NCC and USPOULTRY participated in a challenge filed in the court in New Orleans to overturn EPA’s policy that livestock and poultry farmers have a “duty to apply” for discharge permit. Broiler chicken farms keep animals indoors on dry litter systems and do not discharge waste. NCC and USPOULTRY argued in the brief that EPA had no authority to impose a duty to get a permit unless there is an actual discharge.
The National Chicken Council represents integrated chicken producer-processors, the companies that produce and process chickens. Member companies of NCC account for more than 95 percent of the chicken sold in the United States.

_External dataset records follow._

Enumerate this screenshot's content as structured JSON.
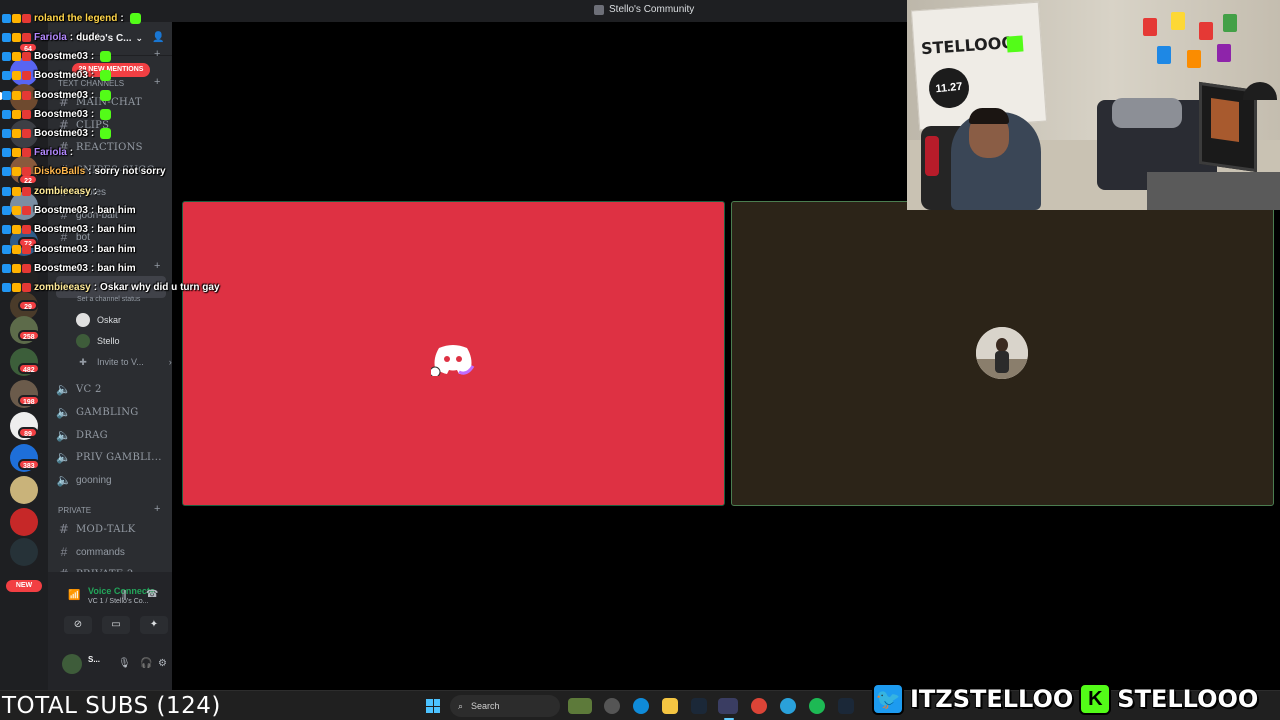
{
  "window": {
    "title": "Stello's Community"
  },
  "server": {
    "name": "Stello's C...",
    "mentions_pill": "29 NEW MENTIONS",
    "new_pill": "NEW"
  },
  "rail": {
    "badges": [
      {
        "count": "64"
      },
      {
        "count": "22"
      },
      {
        "count": "72"
      },
      {
        "count": "29"
      },
      {
        "count": "258"
      },
      {
        "count": "482"
      },
      {
        "count": "198"
      },
      {
        "count": "89"
      },
      {
        "count": "383"
      }
    ]
  },
  "sidebar": {
    "categories": [
      {
        "label": "text channels"
      },
      {
        "label": "PRIVATE"
      }
    ],
    "channels": [
      {
        "label": "MAIN-CHAT"
      },
      {
        "label": "CLIPS"
      },
      {
        "label": "REACTIONS"
      },
      {
        "label": "SNIPES-SUGG..."
      },
      {
        "label": "quotes"
      },
      {
        "label": "goon-bait"
      },
      {
        "label": "bot"
      }
    ],
    "status_hint": "Set a channel status",
    "vc_users": [
      {
        "name": "Oskar"
      },
      {
        "name": "Stello"
      }
    ],
    "invite": "Invite to V...",
    "voice_channels": [
      {
        "label": "VC 2"
      },
      {
        "label": "GAMBLING"
      },
      {
        "label": "DRAG"
      },
      {
        "label": "PRIV GAMBLI..."
      },
      {
        "label": "gooning"
      }
    ],
    "private_channels": [
      {
        "label": "MOD-TALK"
      },
      {
        "label": "commands"
      },
      {
        "label": "PRIVATE 2"
      }
    ]
  },
  "userpanel": {
    "voice_status": "Voice Connecte",
    "voice_sub": "VC 1 / Stello's Co...",
    "user_short": "S..."
  },
  "chat": [
    {
      "user": "roland the legend",
      "text": "",
      "user_color": "#ffd54a",
      "emote": true
    },
    {
      "user": "Fariola",
      "text": "dude",
      "user_color": "#b388ff",
      "emote": false
    },
    {
      "user": "Boostme03",
      "text": "",
      "user_color": "#ffffff",
      "emote": true
    },
    {
      "user": "Boostme03",
      "text": "",
      "user_color": "#ffffff",
      "emote": true
    },
    {
      "user": "Boostme03",
      "text": "",
      "user_color": "#ffffff",
      "emote": true
    },
    {
      "user": "Boostme03",
      "text": "",
      "user_color": "#ffffff",
      "emote": true
    },
    {
      "user": "Boostme03",
      "text": "",
      "user_color": "#ffffff",
      "emote": true
    },
    {
      "user": "Fariola",
      "text": "",
      "user_color": "#b388ff",
      "emote": false
    },
    {
      "user": "DiskoBalls",
      "text": "sorry not sorry",
      "user_color": "#ffb74d",
      "emote": false
    },
    {
      "user": "zombieeasy",
      "text": "",
      "user_color": "#ffeb99",
      "emote": false
    },
    {
      "user": "Boostme03",
      "text": "ban him",
      "user_color": "#ffffff",
      "emote": false
    },
    {
      "user": "Boostme03",
      "text": "ban him",
      "user_color": "#ffffff",
      "emote": false
    },
    {
      "user": "Boostme03",
      "text": "ban him",
      "user_color": "#ffffff",
      "emote": false
    },
    {
      "user": "Boostme03",
      "text": "ban him",
      "user_color": "#ffffff",
      "emote": false
    },
    {
      "user": "zombieeasy",
      "text": "Oskar why did u turn gay",
      "user_color": "#ffeb99",
      "emote": false
    }
  ],
  "overlay": {
    "total_subs": "TOTAL SUBS (124)",
    "twitter_handle": "ITZSTELLOO",
    "kick_handle": "STELLOOO"
  },
  "cam": {
    "board_text": "STELLOOO",
    "circle_text": "11.27"
  },
  "taskbar": {
    "search_placeholder": "Search"
  },
  "colors": {
    "discord_red": "#de3143",
    "kick_green": "#53fc18",
    "twitter_blue": "#1d9bf0",
    "voice_green": "#23a55a"
  }
}
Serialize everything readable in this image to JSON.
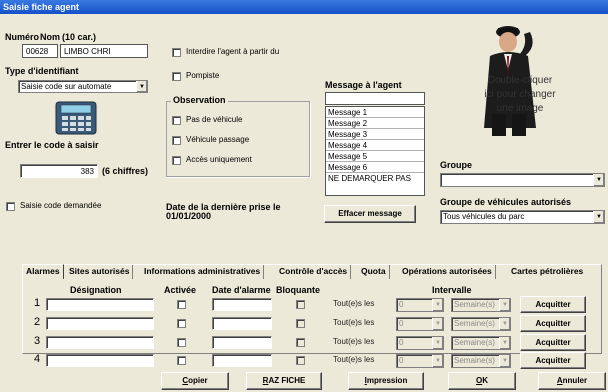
{
  "window": {
    "title": "Saisie fiche agent"
  },
  "agent": {
    "numero_label": "Numéro",
    "nom_label": "Nom",
    "nom_hint": "(10 car.)",
    "numero_value": "00628",
    "nom_value": "LIMBO CHRI"
  },
  "identifiant": {
    "type_label": "Type d'identifiant",
    "type_value": "Saisie code sur automate",
    "code_label": "Entrer le code à saisir",
    "code_value": "383",
    "code_hint": "(6 chiffres)",
    "saisie_demandee_label": "Saisie code demandée"
  },
  "options": {
    "interdire_label": "Interdire l'agent à partir du",
    "pompiste_label": "Pompiste"
  },
  "observation": {
    "title": "Observation",
    "items": [
      "Pas de véhicule",
      "Véhicule passage",
      "Accès uniquement"
    ]
  },
  "derniere_prise": {
    "label": "Date de la dernière prise le",
    "date": "01/01/2000"
  },
  "message": {
    "title": "Message à l'agent",
    "options": [
      "Message 1",
      "Message 2",
      "Message 3",
      "Message 4",
      "Message 5",
      "Message 6",
      "NE DEMARQUER PAS"
    ],
    "effacer_label": "Effacer message"
  },
  "photo": {
    "line1": "Double-cliquer",
    "line2": "ici pour changer",
    "line3": "une image",
    "icon": "person-in-suit-icon"
  },
  "groupe": {
    "label": "Groupe",
    "value": "",
    "vehicules_label": "Groupe de véhicules autorisés",
    "vehicules_value": "Tous véhicules du parc"
  },
  "tabs": [
    "Alarmes",
    "Sites autorisés",
    "Informations administratives",
    "Contrôle d'accès",
    "Quota",
    "Opérations autorisées",
    "Cartes pétrolières"
  ],
  "alarmes": {
    "headers": {
      "designation": "Désignation",
      "activee": "Activée",
      "date_alarme": "Date d'alarme",
      "bloquante": "Bloquante",
      "intervalle": "Intervalle"
    },
    "rows": [
      {
        "num": "1",
        "tous_les": "Tout(e)s les",
        "value": "0",
        "unit": "Semaine(s)",
        "acquitter": "Acquitter"
      },
      {
        "num": "2",
        "tous_les": "Tout(e)s les",
        "value": "0",
        "unit": "Semaine(s)",
        "acquitter": "Acquitter"
      },
      {
        "num": "3",
        "tous_les": "Tout(e)s les",
        "value": "0",
        "unit": "Semaine(s)",
        "acquitter": "Acquitter"
      },
      {
        "num": "4",
        "tous_les": "Tout(e)s les",
        "value": "0",
        "unit": "Semaine(s)",
        "acquitter": "Acquitter"
      }
    ]
  },
  "footer": {
    "copier": "Copier",
    "raz": "RAZ FICHE",
    "impression": "Impression",
    "ok": "OK",
    "annuler": "Annuler"
  }
}
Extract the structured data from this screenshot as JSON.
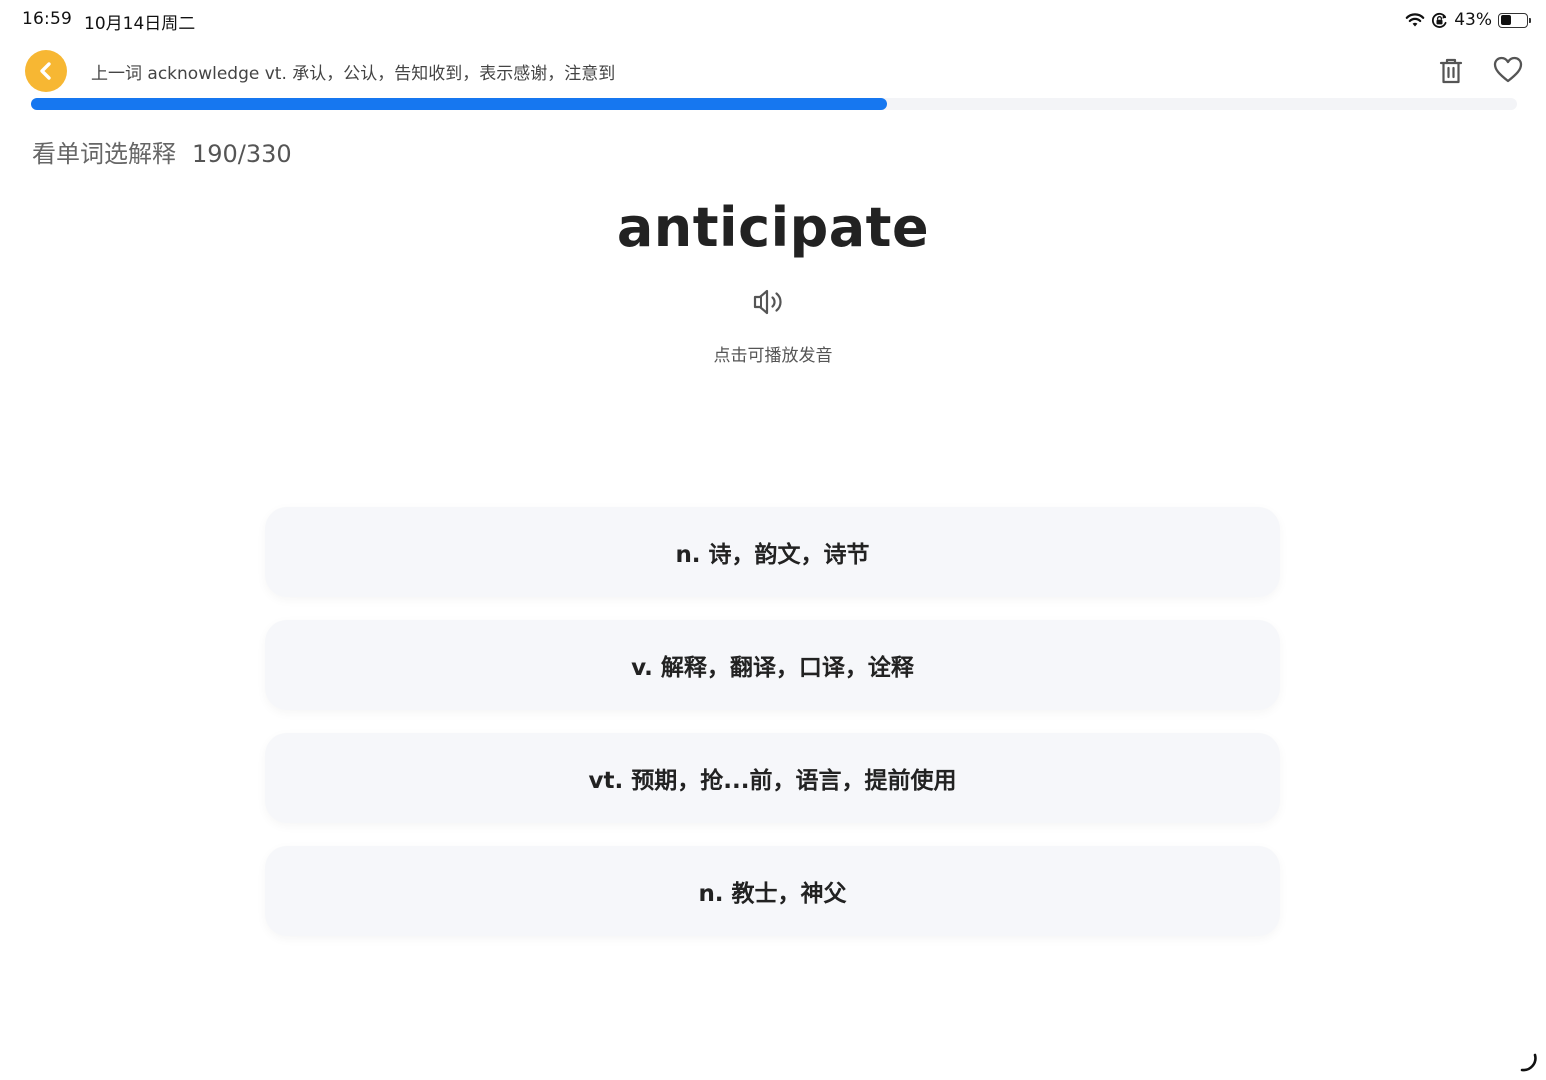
{
  "status_bar": {
    "time": "16:59",
    "date": "10月14日周二",
    "battery_text": "43%",
    "battery_level": 0.43,
    "icons": [
      "wifi-icon",
      "orientation-lock-icon",
      "battery-icon"
    ]
  },
  "header": {
    "back_icon": "chevron-left-icon",
    "back_color": "#f7b733",
    "prev_word_text": "上一词 acknowledge vt. 承认，公认，告知收到，表示感谢，注意到",
    "trash_icon": "trash-icon",
    "heart_icon": "heart-icon"
  },
  "progress": {
    "current": 190,
    "total": 330,
    "fraction": 0.576,
    "color": "#1677f0"
  },
  "mode": {
    "label": "看单词选解释",
    "count_text": "190/330"
  },
  "word": {
    "text": "anticipate",
    "speaker_icon": "speaker-icon",
    "speaker_hint": "点击可播放发音"
  },
  "options": [
    {
      "label": "n. 诗，韵文，诗节"
    },
    {
      "label": "v. 解释，翻译，口译，诠释"
    },
    {
      "label": "vt. 预期，抢...前，语言，提前使用"
    },
    {
      "label": "n. 教士，神父"
    }
  ]
}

The U.S. Poultry & Egg Association is dedicated to the growth, progress, and welfare of the poultry industry and all of its individual and corporate interests. Membership includes producers and processors of broilers, turkeys, ducks, eggs and breeding stock, as well as allied companies. Formed in 1947, the association has affiliations in 26 states and member companies worldwide. The group’s mission focuses on research, education, communication, and technical assistance.